Making a regex for the subnet In our case you need to make a regex to match our subnet. That might look something like this:

[^1-9]*(192\\.168\\.88\\.[1-9]{1,3})[^1-9]*

In the existing code you have a subnet where the . characters are not escaped properly 192.168.88.. You can get the pattern tool to do this calling Pattern.quote("192.168.88.");

Final result

String subnet = "192.168.88.";
String testIP = "asdasASD/192.168.88.123@!asdasd";

Pattern p = Pattern.compile("[^1-9]*(" + Pattern.quote(subnet) + "[1-9]{1,3})[^1-9]*");
Matcher m = p.matcher(testIP);
boolean b = m.matches();
if (b) {
    System.out.println(m.group(1));
}
// prints:
192.168.88.123
cal-pratt commented 7 years ago

Further on this; I'd like you to create this in a new helper class so we can write a test for the method. Place this class in the io package, and create a JUnit class for it aswell:

public class NetworkUtil {
    public Optional<String> findMatchingSubnetIP(final String subnet, final String ipText) {
        ...
    }
}

Given a subnet IP subnet (This should be the full string including the ".255" portion) and a text with an ip address in it ipText, return the properly formatted ip address in an Optional using Optional#of. If there is no matching IP address return Optional#empty. In the video decoder class you can then call:

for (final String newAddress: ipAddresses) {
    final Optional<String> ip = NetworkUtil.findMatchingSubnetIP(subnet, newAddress);
    if (ip.isPresent()) {
        eventPublisher.emit(new VideoValueA(ip.get(), config.portA()));
        eventPublisher.emit(new VideoValueB(ip.get(), config.portB()));
        initialized = true;
        break;
    }
}
k-sutherland commented 7 years ago

I am curious about why you suggest using [1-9] in he regex instead of \d. Won't using the former exclude the possibility of the number being zero? The broadcast ip should be constant, so I don't think it would really come up in this case anyway, but ip addresses can contain zeros, so could that throw off a generalized version?
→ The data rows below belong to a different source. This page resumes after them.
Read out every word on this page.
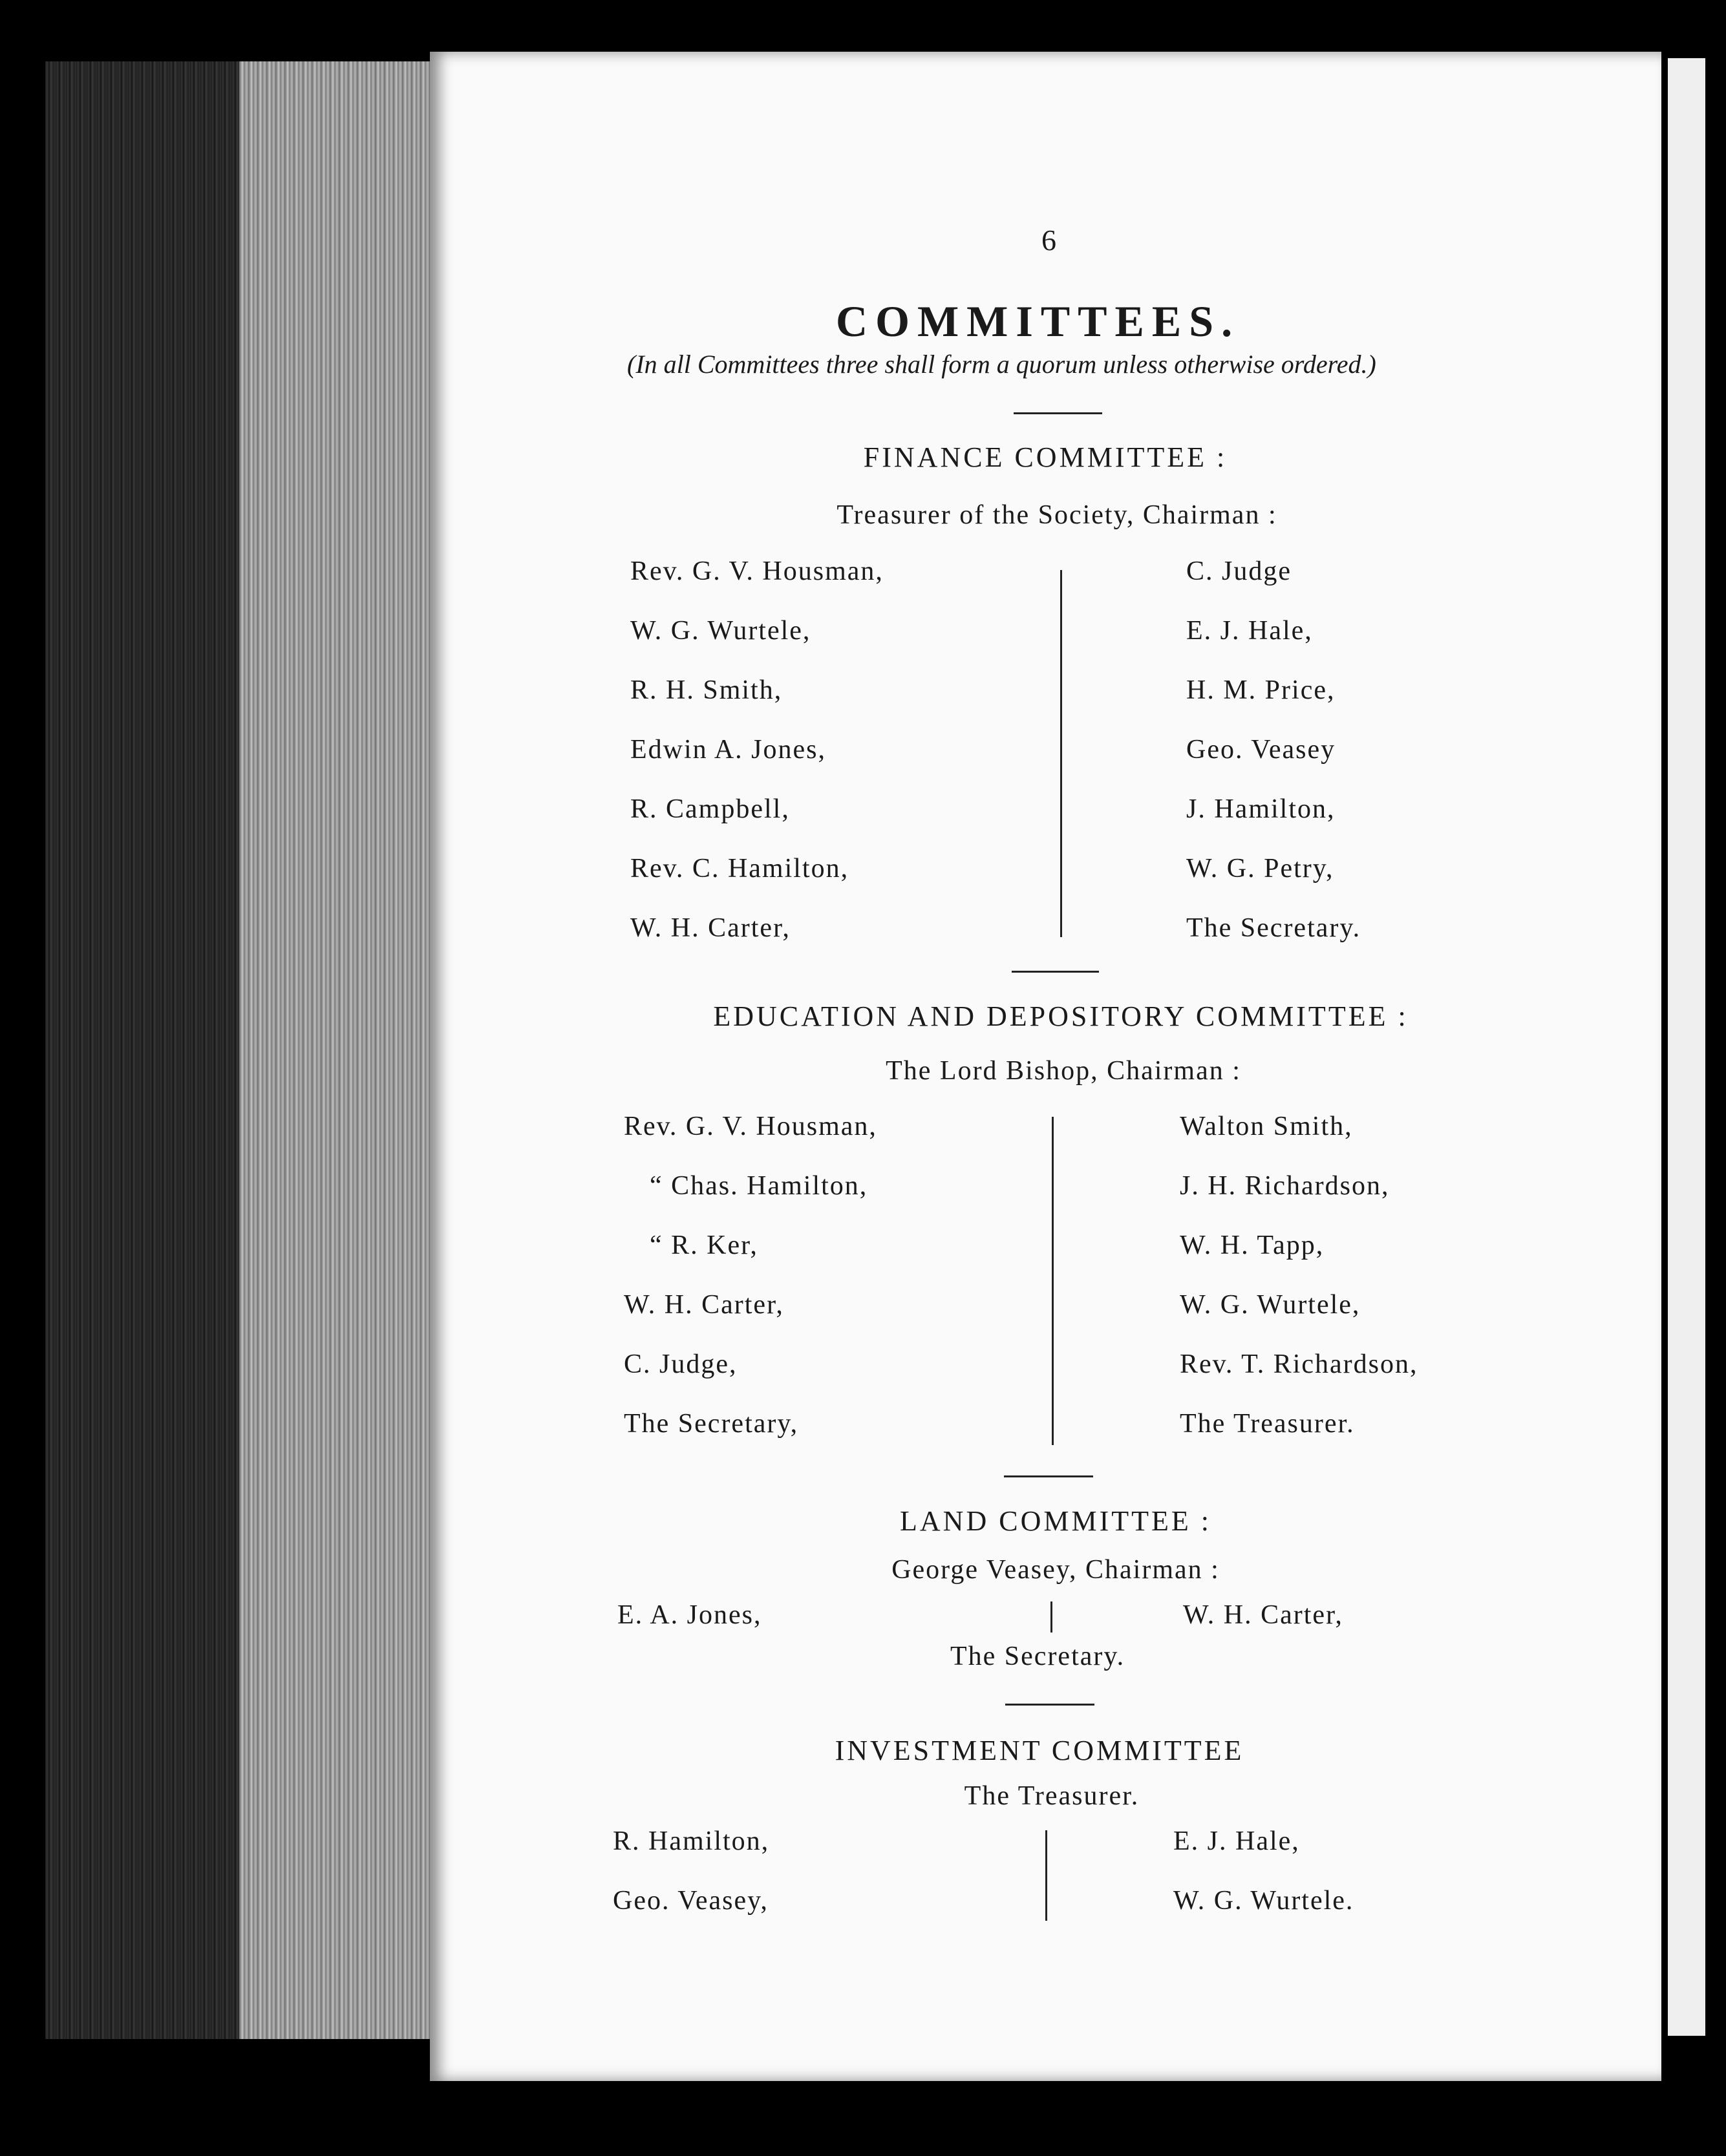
6
COMMITTEES.
(In all Committees three shall form a quorum unless otherwise ordered.)
FINANCE COMMITTEE :
Treasurer of the Society, Chairman :
Rev. G. V. Housman,
W. G. Wurtele,
R. H. Smith,
Edwin A. Jones,
R. Campbell,
Rev. C. Hamilton,
W. H. Carter,
C. Judge
E. J. Hale,
H. M. Price,
Geo. Veasey
J. Hamilton,
W. G. Petry,
The Secretary.
EDUCATION AND DEPOSITORY COMMITTEE :
The Lord Bishop, Chairman :
Rev. G. V. Housman,
“ Chas. Hamilton,
“ R. Ker,
W. H. Carter,
C. Judge,
The Secretary,
Walton Smith,
J. H. Richardson,
W. H. Tapp,
W. G. Wurtele,
Rev. T. Richardson,
The Treasurer.
LAND COMMITTEE :
George Veasey, Chairman :
E. A. Jones,	W. H. Carter,
The Secretary.
INVESTMENT COMMITTEE
The Treasurer.
R. Hamilton,
Geo. Veasey,
E. J. Hale,
W. G. Wurtele.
cal-pratt commented 7 years ago

Yup, good point. [1-9] is incorrect, you need to count zero [0-9]. And \d would work in almost all cases.

As for the difference, see this

\d checks all Unicode digits, while [0-9] is limited to these 10 characters. For example, Persian digits, ۱۲۳۴۵۶۷۸۹, are an example of Unicode digits which are matched with \d, but not [0-9].

I think either are \d or [0-9] fine.